An oscilloscope has been on the tool wish list for a while, but good ones are really expensive. But occasionally a simple basic scope would have been better than no scope at all, which is where today’s project comes into the picture.
JYE Tech makes the DSO 138 oscilloscope kit perfect for electronics hobbyists who can make use of a simple scope and also willing to put in the time and effort to assemble one out of a kit. The kit is available at a very low-cost, a fair exchange for making their customers do their own assembly.
This product is popular enough to spawn counterfeit copycats, which was a concern. Not just out of fear of a problematic product, but also the desire to support the original authors. Fortunately JYE Tech offers the option to send in the serial number for authenticity validation. The serial number of this unit purchased from Amazon vendor Kuman checked out as authentic.
There are two versions of the kit that differ by their treatment of surface-mount components: pre-installed or not. This particular example is the variant with surface mount pieces already installed, the customer just has to take care of the remaining through-hole parts. All those parts to be soldered came in a single bag and had to be sorted and identified before assembly could begin.
The instructions were straightforward enough for someone already familiar with basic electronics soldering. The only complaint with this kit is that some of the mount points were not designed for easy soldering. They connect directly to large pieces of copper trace that acted as a huge heat sink making it difficult to bring the solder joint up to temperature. It would have been nice if they etched a little more. Leave one contact sufficient to carry the current, and etched around the rest to serve as a thermal break.
Apart from that minor complaint, the soldering was not difficult, only tedious. The electronics hobbyist is reminded why manual assembly of circuit boards is not considered a great career. This particular example took roughly four hours to assemble. Thankfully, when power was connected, everything started running as they should. Here is the assembled DSO 138, showing the built-in square wave test signal.

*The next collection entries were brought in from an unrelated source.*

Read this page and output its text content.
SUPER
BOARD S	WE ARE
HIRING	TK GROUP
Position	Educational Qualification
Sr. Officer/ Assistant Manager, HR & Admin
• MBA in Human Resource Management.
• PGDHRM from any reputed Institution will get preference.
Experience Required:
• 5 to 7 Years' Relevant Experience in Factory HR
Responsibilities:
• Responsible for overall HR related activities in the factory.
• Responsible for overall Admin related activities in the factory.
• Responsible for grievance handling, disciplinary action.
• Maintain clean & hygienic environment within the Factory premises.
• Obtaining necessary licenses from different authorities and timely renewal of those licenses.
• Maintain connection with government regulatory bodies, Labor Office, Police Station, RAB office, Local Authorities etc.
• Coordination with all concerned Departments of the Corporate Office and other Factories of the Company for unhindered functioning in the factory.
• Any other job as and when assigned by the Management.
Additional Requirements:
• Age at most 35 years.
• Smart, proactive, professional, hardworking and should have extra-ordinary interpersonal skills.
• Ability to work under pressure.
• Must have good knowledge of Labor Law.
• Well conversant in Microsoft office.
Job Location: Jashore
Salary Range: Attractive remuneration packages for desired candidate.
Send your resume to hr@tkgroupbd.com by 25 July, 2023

A few simple tests followed the self test, clearly showing some limits of this little oscilloscope. For one thing, the voltage scale is quite unreliable. An AA battery at 1.22 volts (according to the Fluke multi meter) was interpreted by this oscilloscope as 1.67 volts. But we didn’t get this thing to read voltages – we want to use it to graph wave forms that we couldn’t see with a multi meter. (UPDATE: On the advice of the local maker who built a DSO 138 before I did, I ran the calibration routine to align Vpos with zero volt and now voltage levels are much closer to the Fluke meter readings.)
It’s now part of the toolbox. Thanks to its low-cost, it wouldn’t take much data to throw it in either of these two buckets:
- Positive: “That was so much easier to diagnose with a scope, even a simple one. This was well worth the money.”
- Negative: “The inaccuracy of the scope led us down the wrong diagnosis path. This was a waste of both time and money.”
While we wait for the verdict to come in, let’s work on an enclosure for this device.